細川:私は、男だったら絶対できなかったと思います。なぜなら、私は夫が養ってくれていたから、これだけ活動に没頭できたのです。90年代の活動は、全部持ち出しでした。経済的に夫が養ってくれなければできませんでした。2005年の世界大会を無事に開催することができたのも、幸いなことに夫が98年に政治家をやめて、政治家の妻をしなくてよくなったので、100%この活動にすべてをつぎ込むことができた。
 妻もしない母親もしない主婦もしない。ひどいことなのですが(笑)。これが男だったらこの活動できませんよ。こんな、全く知名度のない団体が世界大会を開こうなんて無謀なこと。だれもしなかったと思います。

目黒:自立しては、やっていけないものなのでしょうか。

野村:補助金漬けの事業じゃなくて、ちゃんとファンドレイジングされているわけですから、非常に自立して事業をまわしておられると思います。

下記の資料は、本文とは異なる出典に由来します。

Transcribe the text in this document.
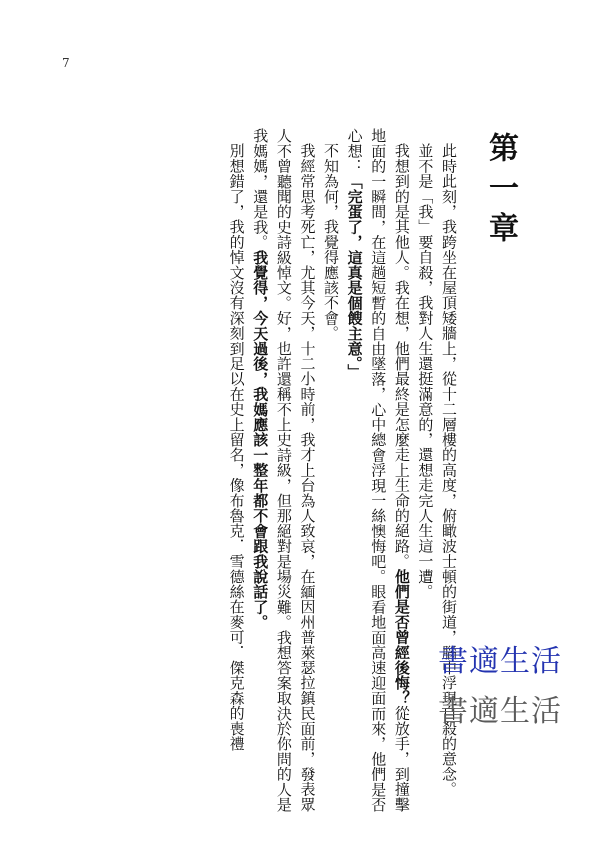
7
第一章

此時此刻，我跨坐在屋頂矮牆上，從十二層樓的高度，俯瞰波士頓的街道，腦中浮現自殺的意念。

並不是「我」要自殺，我對人生還挺滿意的，還想走完人生這一遭。

我想到的是其他人。我在想，他們最終是怎麼走上生命的絕路。他們是否曾經後悔？從放手，到撞擊地面的一瞬間，在這趟短暫的自由墜落，心中總會浮現一絲懊悔吧。眼看地面高速迎面而來，他們是否心想：「完蛋了，這真是個餿主意。」

不知為何，我覺得應該不會。

我經常思考死亡，尤其今天，十二小時前，我才上台為人致哀，在緬因州普萊瑟拉鎮民面前，發表眾人不曾聽聞的史詩級悼文。好，也許還稱不上史詩級，但那絕對是場災難。我想答案取決於你問的人是我媽媽，還是我。我覺得，今天過後，我媽應該一整年都不會跟我說話了。

別想錯了，我的悼文沒有深刻到足以在史上留名，像布魯克．雪德絲在麥可．傑克森的喪禮	書適生活
書適生活
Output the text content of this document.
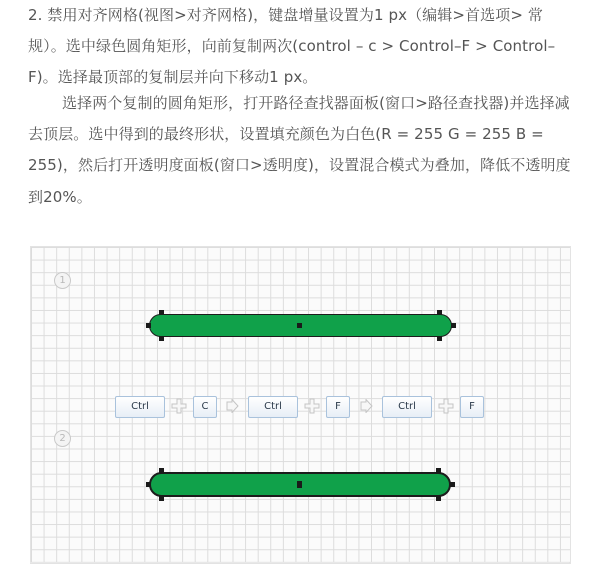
2. 禁用对齐网格(视图>对齐网格)，键盘增量设置为1 px（编辑>首选项> 常规）。选中绿色圆角矩形，向前复制两次(control – c > Control–F > Control–F)。选择最顶部的复制层并向下移动1 px。

选择两个复制的圆角矩形，打开路径查找器面板(窗口>路径查找器)并选择减去顶层。选中得到的最终形状，设置填充颜色为白色(R = 255 G = 255 B = 255)，然后打开透明度面板(窗口>透明度)，设置混合模式为叠加，降低不透明度到20%。

1
Ctrl	C	Ctrl	F	Ctrl	F
2
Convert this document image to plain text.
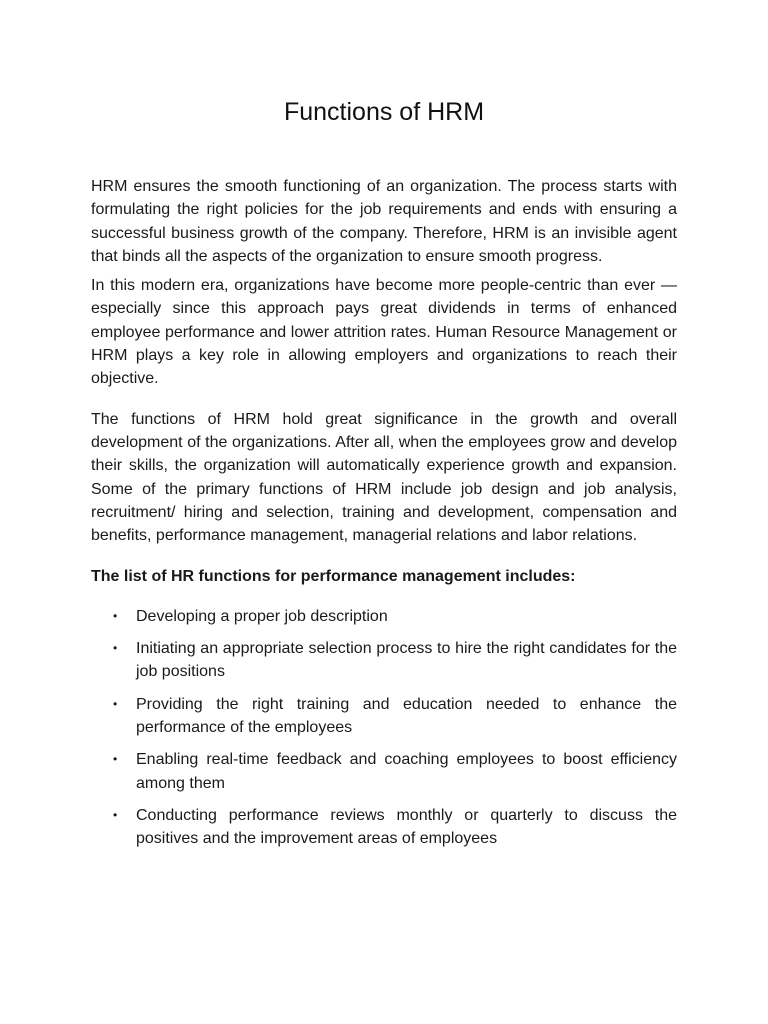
Functions of HRM

HRM ensures the smooth functioning of an organization. The process starts with formulating the right policies for the job requirements and ends with ensuring a successful business growth of the company. Therefore, HRM is an invisible agent that binds all the aspects of the organization to ensure smooth progress.

In this modern era, organizations have become more people-centric than ever — especially since this approach pays great dividends in terms of enhanced employee performance and lower attrition rates. Human Resource Management or HRM plays a key role in allowing employers and organizations to reach their objective.

The functions of HRM hold great significance in the growth and overall development of the organizations. After all, when the employees grow and develop their skills, the organization will automatically experience growth and expansion. Some of the primary functions of HRM include job design and job analysis, recruitment/ hiring and selection, training and development, compensation and benefits, performance management, managerial relations and labor relations.

The list of HR functions for performance management includes:

• Developing a proper job description
• Initiating an appropriate selection process to hire the right candidates for the job positions
• Providing the right training and education needed to enhance the performance of the employees
• Enabling real-time feedback and coaching employees to boost efficiency among them
• Conducting performance reviews monthly or quarterly to discuss the positives and the improvement areas of employees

細川:そうですね。「世界の子どもたちにワクチンを」も「スペシャルオリンピックス」も、20年近く、国から全く助成金なしでやってきました。全部民間の寄附だけです。ゼロから立ち上げたNPOに、年間約五億円の寄附を集めています。
以前から考えると信じられないことです。それだけ日本がかわってきた。個人や企業を含めて寄付文化が日本に育ったということでしょう。

目黒:日本が変わったという話にたどりつきました。
またさらに、3.11以来、日本にCSRの新しいトレンドが生まれてきたということも確認できました。
パネリストのみなさんに、これから目指す方向についてうかがおうと思いましたがもう時間となりました。
もうすでに私たちが確認したように、パネリストの方々は、すごく強烈な信念をもって生きておられる方々です。それぞれの想いを秘めて、活動を続けていかれることと思います。
そして、その強さは、最初からあったのではなく、だんだんと培われてきたものだとうかがいました。ですから、誰でも、その気になれば、どこまでかはできる、そういう自信をわたしたちは今日、得られたのではないかと思います。
そういうところで今回のシンポジウムを締めさせていただきたいと思います。
長い時間、ありがとうございました。